Due to snow days, midterm exams and Christmas break, my Geometry students have only investigated the answer to the first question.  What does 600% growth mean?  Does it mean all dimensions will be 6 times larger?  To answer this question, we considered a cube with a side of length 1 and then a cube with a side of length 6.  Students quickly saw that if all dimensions were 6 times bigger the volume was 216 times bigger!  



So, what would the side of the cube be if the volume was 6 times larger than the original?  With a little discussion, we decided it would be the cube root of 6 or about 1.8 units.

Students then reasoned that this would mean that the objects would grow to a little less than double for each of the dimensions.  So, how did the objects do?

All objects more than doubled in each of their dimensions!  In fact, for most of the objects the actual growth was between 900% and 1100%.  Maybe the manufacturers should relabel the packaging.  After all, 900% and 1100% sounds much more impressive than only 600%.

Unfortunately, our unit on coordinate geometry and modeling doesn't happen until April and questions 2 and 3 don't lend themselves to the study of the Pythagorean theorem, our current unit.  However, in researching for this blog, I found out that I could buy some brains, lions, spiders, geeks, castles, money and unicorns for growing at onlinesciencemall. The students had so much fun with this that we will definitely be doing this again.

However, you are probably wondering the answers to questions 2 and 3 and I was, too. So, I graphed two sets of data from my students (Christmas tree and polar bear) with desmos (a wonderful FREE online graphing calculator) and found some equations to fit the data. It should make sense that a cube root function works best since the growth is impacting the volume of the object and students were only plotting days against one of the three dimensions of the object. So that answers question 2. (Click here to see/download this desmos file that I placed on google drive.)

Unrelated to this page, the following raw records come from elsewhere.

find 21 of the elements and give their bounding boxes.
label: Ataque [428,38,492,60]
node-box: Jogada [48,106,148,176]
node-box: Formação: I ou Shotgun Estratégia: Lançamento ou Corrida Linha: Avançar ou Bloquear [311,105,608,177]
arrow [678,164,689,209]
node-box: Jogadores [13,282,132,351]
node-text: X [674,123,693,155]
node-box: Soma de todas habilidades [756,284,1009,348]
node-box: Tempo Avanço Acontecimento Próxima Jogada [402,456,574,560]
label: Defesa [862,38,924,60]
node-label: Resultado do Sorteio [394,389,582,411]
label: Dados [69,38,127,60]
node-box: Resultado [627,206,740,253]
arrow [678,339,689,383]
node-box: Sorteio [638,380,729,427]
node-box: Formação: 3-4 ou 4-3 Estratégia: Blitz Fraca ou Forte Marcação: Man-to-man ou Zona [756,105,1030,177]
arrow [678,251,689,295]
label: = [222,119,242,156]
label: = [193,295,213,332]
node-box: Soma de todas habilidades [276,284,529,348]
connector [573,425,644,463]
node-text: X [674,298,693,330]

But what about question 3?  With Desmos we can easily plot the derivative of each function.  Notice that they are very similar to each other. This makes sense since f(x) and g(x) have the same basic parent function, the cube root function.  Also, from the derivative we can see that the fastest growth occurs between days 0 and 2, where the derivative has the largest positive value.  The asymptotic nature of the derivative also makes sense since the growth of the objects slowed down considerably by day 5.


Who knew that polar bears, fruitcakes, snowflakes, Christmas trees, candy canes, penguins, snowmen, Santas, and gingerbread men could help students learn so much about similarity, modeling and rates of change?